Purpose of the Study:

  • Introduce CGFusionFormer to address limitations in current 2D-to-3D human pose estimation.
  • Improve robustness to poor 2D joint quality and reduce computational overhead.

Main Methods:

  • Propose Compact Spatial Representation (CSR) for robust local feature generation.
  • Utilize a Hybrid Adaptive Fusion module combining spatial and frequency domain features.
  • Implement CGFusionFormer using a PoseFormer-like transformer backbone.

Main Results:

  • Achieve superior accuracy-efficiency trade-off on Human3.6M and MPI-INF-3DHP benchmarks.
  • Attain 47.6 mm MPJPE with 71.3 MFLOPs on Human3.6M (40% computation reduction vs.

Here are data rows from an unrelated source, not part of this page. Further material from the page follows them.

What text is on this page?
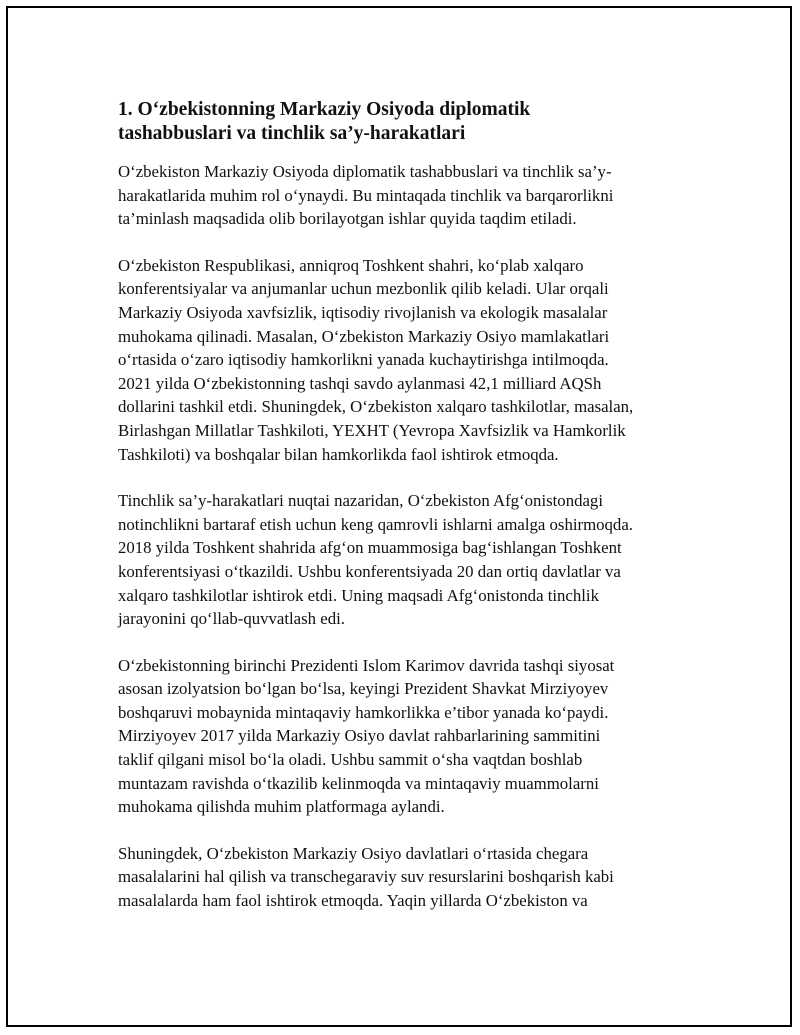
1. O‘zbekistonning Markaziy Osiyoda diplomatik
tashabbuslari va tinchlik sa’y-harakatlari

O‘zbekiston Markaziy Osiyoda diplomatik tashabbuslari va tinchlik sa’y-
harakatlarida muhim rol o‘ynaydi. Bu mintaqada tinchlik va barqarorlikni
ta’minlash maqsadida olib borilayotgan ishlar quyida taqdim etiladi.

O‘zbekiston Respublikasi, anniqroq Toshkent shahri, ko‘plab xalqaro
konferentsiyalar va anjumanlar uchun mezbonlik qilib keladi. Ular orqali
Markaziy Osiyoda xavfsizlik, iqtisodiy rivojlanish va ekologik masalalar
muhokama qilinadi. Masalan, O‘zbekiston Markaziy Osiyo mamlakatlari
o‘rtasida o‘zaro iqtisodiy hamkorlikni yanada kuchaytirishga intilmoqda.
2021 yilda O‘zbekistonning tashqi savdo aylanmasi 42,1 milliard AQSh
dollarini tashkil etdi. Shuningdek, O‘zbekiston xalqaro tashkilotlar, masalan,
Birlashgan Millatlar Tashkiloti, YEXHT (Yevropa Xavfsizlik va Hamkorlik
Tashkiloti) va boshqalar bilan hamkorlikda faol ishtirok etmoqda.

Tinchlik sa’y-harakatlari nuqtai nazaridan, O‘zbekiston Afg‘onistondagi
notinchlikni bartaraf etish uchun keng qamrovli ishlarni amalga oshirmoqda.
2018 yilda Toshkent shahrida afg‘on muammosiga bag‘ishlangan Toshkent
konferentsiyasi o‘tkazildi. Ushbu konferentsiyada 20 dan ortiq davlatlar va
xalqaro tashkilotlar ishtirok etdi. Uning maqsadi Afg‘onistonda tinchlik
jarayonini qo‘llab-quvvatlash edi.

O‘zbekistonning birinchi Prezidenti Islom Karimov davrida tashqi siyosat
asosan izolyatsion bo‘lgan bo‘lsa, keyingi Prezident Shavkat Mirziyoyev
boshqaruvi mobaynida mintaqaviy hamkorlikka e’tibor yanada ko‘paydi.
Mirziyoyev 2017 yilda Markaziy Osiyo davlat rahbarlarining sammitini
taklif qilgani misol bo‘la oladi. Ushbu sammit o‘sha vaqtdan boshlab
muntazam ravishda o‘tkazilib kelinmoqda va mintaqaviy muammolarni
muhokama qilishda muhim platformaga aylandi.

Shuningdek, O‘zbekiston Markaziy Osiyo davlatlari o‘rtasida chegara
masalalarini hal qilish va transchegaraviy suv resurslarini boshqarish kabi
masalalarda ham faol ishtirok etmoqda. Yaqin yillarda O‘zbekiston va
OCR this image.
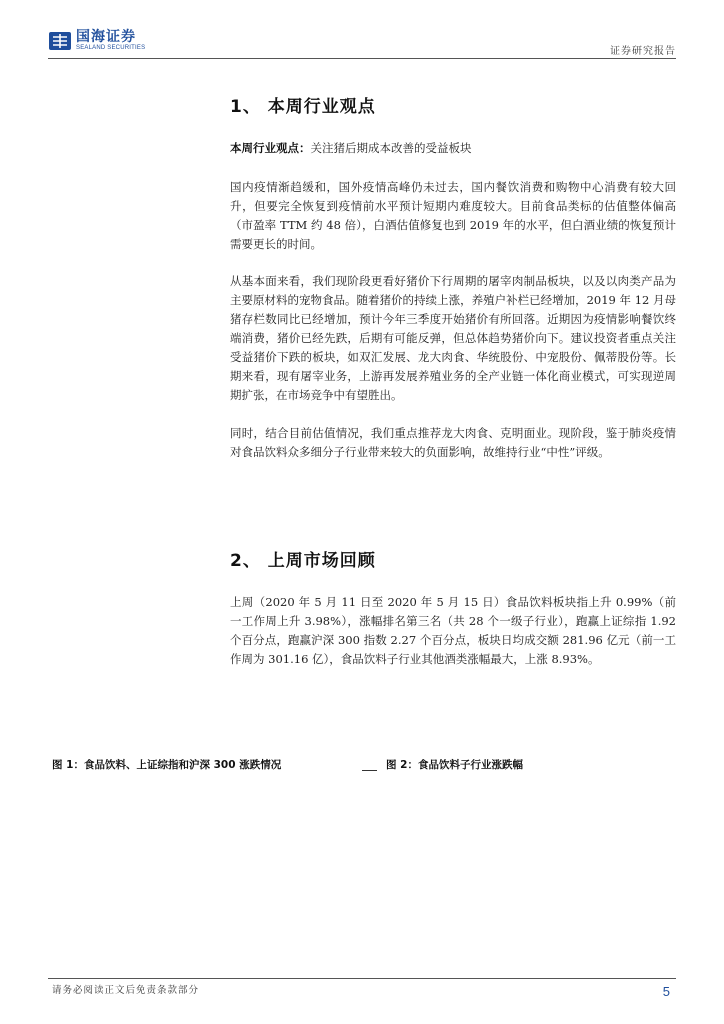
国海证券
SEALAND SECURITIES	证券研究报告
1、 本周行业观点

本周行业观点：关注猪后期成本改善的受益板块

国内疫情渐趋缓和，国外疫情高峰仍未过去，国内餐饮消费和购物中心消费有较大回升，但要完全恢复到疫情前水平预计短期内难度较大。目前食品类标的估值整体偏高（市盈率 TTM 约 48 倍），白酒估值修复也到 2019 年的水平，但白酒业绩的恢复预计需要更长的时间。

从基本面来看，我们现阶段更看好猪价下行周期的屠宰肉制品板块，以及以肉类产品为主要原材料的宠物食品。随着猪价的持续上涨，养殖户补栏已经增加，2019 年 12 月母猪存栏数同比已经增加，预计今年三季度开始猪价有所回落。近期因为疫情影响餐饮终端消费，猪价已经先跌，后期有可能反弹，但总体趋势猪价向下。建议投资者重点关注受益猪价下跌的板块，如双汇发展、龙大肉食、华统股份、中宠股份、佩蒂股份等。长期来看，现有屠宰业务，上游再发展养殖业务的全产业链一体化商业模式，可实现逆周期扩张，在市场竞争中有望胜出。

同时，结合目前估值情况，我们重点推荐龙大肉食、克明面业。现阶段，鉴于肺炎疫情对食品饮料众多细分子行业带来较大的负面影响，故维持行业“中性”评级。

2、 上周市场回顾

上周（2020 年 5 月 11 日至 2020 年 5 月 15 日）食品饮料板块指上升 0.99%（前一工作周上升 3.98%），涨幅排名第三名（共 28 个一级子行业），跑赢上证综指 1.92 个百分点，跑赢沪深 300 指数 2.27 个百分点，板块日均成交额 281.96 亿元（前一工作周为 301.16 亿），食品饮料子行业其他酒类涨幅最大，上涨 8.93%。

图 1：食品饮料、上证综指和沪深 300 涨跌情况	图 2：食品饮料子行业涨跌幅
请务必阅读正文后免责条款部分	5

PoseFormerV2).
  • Reach 97.9% PCK, 78.5% AUC, and 27.2 mm MPJPE on MPI-INF-3DHP, matching top performance.

Conclusions:

  • CGFusionFormer offers a highly accurate and computationally efficient solution for 3D human pose estimation.
  • The proposed CSR and fusion module effectively handle noisy 2D inputs and reduce computational load.
  • Demonstrates significant improvements over existing transformer-based approaches, especially with short receptive fields.